Management of pediatric asthma and enuresis with probable traumatic etiology. Bachman TR, Lantz CA Proceedings of the National Conference on Chiropractic and Pediatrics (ICA), 1991: 14-22.
This is the case of a 34-month-old boy with asthma and enuresis who had not responded to medical care.
He was brought to the hospital emergency room more than 20 times for his asthma attacks during a 12-month history.
The boy received three chiropractic adjustments over an 11 day period and the asthma symptoms and enuresis ceased for more than 8 weeks.
The asthma and enuresis recurred following a minor fall from a step ladder but disappeared after adjustments.
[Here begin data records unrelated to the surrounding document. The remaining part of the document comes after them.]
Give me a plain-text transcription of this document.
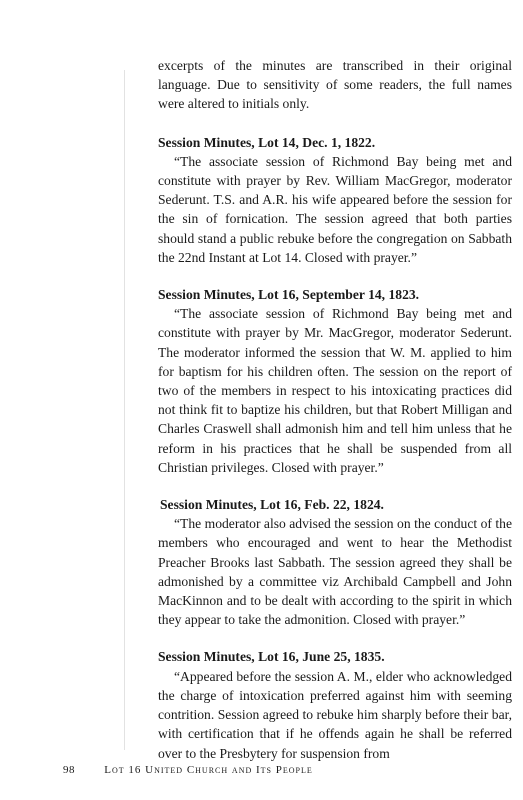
excerpts of the minutes are transcribed in their original language. Due to sensitivity of some readers, the full names were altered to initials only.

Session Minutes, Lot 14, Dec. 1, 1822.

“The associate session of Richmond Bay being met and constitute with prayer by Rev. William MacGregor, moderator Sederunt. T.S. and A.R. his wife appeared before the session for the sin of fornication. The session agreed that both parties should stand a public rebuke before the congregation on Sabbath the 22nd Instant at Lot 14. Closed with prayer.”

Session Minutes, Lot 16, September 14, 1823.

“The associate session of Richmond Bay being met and constitute with prayer by Mr. MacGregor, moderator Sederunt. The moderator informed the session that W. M. applied to him for baptism for his children often. The session on the report of two of the members in respect to his intoxicating practices did not think fit to baptize his children, but that Robert Milligan and Charles Craswell shall admonish him and tell him unless that he reform in his practices that he shall be suspended from all Christian privileges. Closed with prayer.”

Session Minutes, Lot 16, Feb. 22, 1824.

“The moderator also advised the session on the conduct of the members who encouraged and went to hear the Methodist Preacher Brooks last Sabbath. The session agreed they shall be admonished by a committee viz Archibald Campbell and John MacKinnon and to be dealt with according to the spirit in which they appear to take the admonition. Closed with prayer.”

Session Minutes, Lot 16, June 25, 1835.

“Appeared before the session A. M., elder who acknowledged the charge of intoxication preferred against him with seeming contrition. Session agreed to rebuke him sharply before their bar, with certification that if he offends again he shall be referred over to the Presbytery for suspension from

98	Lot 16 United Church and Its People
After a two-year follow-up, the mother reports no recurrence of the asthma or the enuresis.
Enuresis, spasmodic dysmenorrhea and gastric discomfort: a vertebral subluxation complex entity. Regan KJ Dig Chiro Econ Mar/Apr 1990;32(5):110
This is a study of eight patients suffering from bed-wetting, menstrual cramps and ulcer pains/indigestion.
The patients had all been previously examined by MDs, had received pap tests, pelvic exams and upper GI studies and were negative for active pathology. One subject however did have a true peptic ulcer but wished to remain in the study.
The author writes: “A total of eight subjects in each category were selected and two in each category were not treated (to be used as control studies)..No one had any low back, dorsal or cervical spine pain prior to being a patient in this program.
Among those with menstrual problems, all cases of pelvic pain and severe cramping of the uterus had stopped. All women experienced three menstrual cycles through the duration of the study.
All the patients in the gastric category except one responded to chiropractic care; no one was taken off medication or put on special diet.”
Chiropractic management of enuresis: time series descriptive design. Gemmell HA, Jacobson, BH Journal of Manipulative and Physiological Therapeutics 1989; 12:386-389.
This is the case of a 14-year-old male with a long history of continuous bed-wetting. He never had a dry night in his life. The bell and pad method was tried but did not help.
Improvement began after the first adjustment. Over the next 21 days, he had 15 nights of dry bed and 6 damp nights, but not wet nights.
He continued to have dry, damp and wet nights. His condition was alleviated (not completely cured) by chiropractic adjustments.
Characteristics of 217 children attending a chiropractic college teaching clinic. Nyiendo J. Olsen E. Journal of Manipulative and Physiological Therapeutics, 1988; 11(2):78084.
The authors found that pediatric patients at Western States Chiropractic College public clinic commonly had complaints of ear-infection, sinus problems, allergy, bedwetting, respiratory problems, and gastro-intestinal problems.
Complete or substantial improvement of their chief complaint had been noted in 61.6% of pediatric patients, while 60.6% received “maximum” level of improvement. Only 56.7% of adult patients received “maximum” level of improvement.
Neurogenic Bladder and spinal bifida occulta: a case report. Borregard PE.J Manipulative Physiol Ther 1987; 10(3):122-3.
Examination found fixation in L3 and both SI joints, following the restoration of SI function the patient’s mother reported the patient was now aware of bladder distention approximately 30 minutes before it was necessary to void. A slight decrease of bladder sensitivity occurred 4 months after the release from treatment and responded immediately to manipulation.